American Christians’ Political Lethargy

PMT 2014-023b by Kenneth L. Gentry, Jr.

Sadly today, too many Christians deem Christian engagement in politics as unbiblical, unproductive, and even unsafe. In the early 1950’s prominent radio evangelist J. Vernon McGee famously asked: “Do you polish brass on a sinking ship?” Best-selling author and televangelist Hal Lindsey has stated: “I don’t like cliches but I’ve heard it said, ‘God didn’t send me to clean the fish bowl, he sent me to fish.” A current website updates these observations: “Who would go into a condemned building and start painting the walls and replacing broken windows? Who would stay on a sinking ship washing dirty dishes in the galley? That’s what it is like to become entangled in this world and its politics.”

Even many influential scholars have discouraged Christian political action on similar grounds. After secular humanism came to a head in our culture, theologian and best-selling author John F. Walvoord provided Christians a comfort in their lethargy: “Perhaps Christians are not as concerned about social, political, and moral conditions in the world as they should be; but, on the other hand, it is not God’s purpose in our present age to have social justice or to have all the ills and problems of life removed now.” He further noted that “Christians have no immediate solution to the problems of our day.”

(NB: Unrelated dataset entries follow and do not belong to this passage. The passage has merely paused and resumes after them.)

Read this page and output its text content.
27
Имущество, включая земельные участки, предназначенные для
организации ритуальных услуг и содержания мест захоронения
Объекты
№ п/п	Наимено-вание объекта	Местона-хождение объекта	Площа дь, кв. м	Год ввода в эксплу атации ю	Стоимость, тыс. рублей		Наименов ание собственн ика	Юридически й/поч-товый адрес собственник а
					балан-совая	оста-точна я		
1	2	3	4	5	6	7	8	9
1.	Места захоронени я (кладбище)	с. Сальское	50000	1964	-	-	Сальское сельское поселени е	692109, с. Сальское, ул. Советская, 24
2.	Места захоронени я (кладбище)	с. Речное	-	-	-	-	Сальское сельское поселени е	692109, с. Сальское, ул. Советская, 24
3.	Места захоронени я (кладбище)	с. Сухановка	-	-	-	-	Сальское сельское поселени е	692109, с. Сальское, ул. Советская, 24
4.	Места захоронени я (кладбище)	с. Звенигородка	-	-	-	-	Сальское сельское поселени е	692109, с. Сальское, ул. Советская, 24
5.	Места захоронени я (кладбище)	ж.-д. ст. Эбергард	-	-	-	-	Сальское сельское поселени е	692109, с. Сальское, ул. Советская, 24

More recently theologian Wayne House has warned Christians that any “attempt to establish long-term change in institutions will only result in the leaven of humanism permeating Christianity.” Influential best-selling author John F. MacArthur, agrees: “‘Reclaiming’ the culture is a pointless, futile exercise. I am convinced we are living in a post-Christian society—a civilization that exists under God’s judgment.”

This is tragic in and of itself, in that it refuses to heed Christ’s world-impacting call to “disciple the nations” (Matt 28:19) under his claim of “all [not some!] authority heaven and on earth” (Matt 28:18). As we saw earlier this includes even political authority (Eph 1:21; Phil 2:9; Rev 19:16) because it encompasses all authority — even “on earth.”

These sentiments are also unaware of important realities of religious history. Theologian R. J. Rushdoony reminds us of the words of church historian Kenneth S. Latourette, noting that “the church has, he declares, advanced precisely in the areas and periods of cultural collapse and hence from the beginning established itself in the culturally dying Roman Empire.” What if the first Christians had refused to promote Christ’s holistic call? Christianity would have quickly faded into oblivion, hiding its light under a basket (Matt 5:15) while refusing to “expose the works of darkness” (Eph 5:11). It would have been “no longer good for anything, except to be thrown out and trampled under foot by men” (Matt 5:13).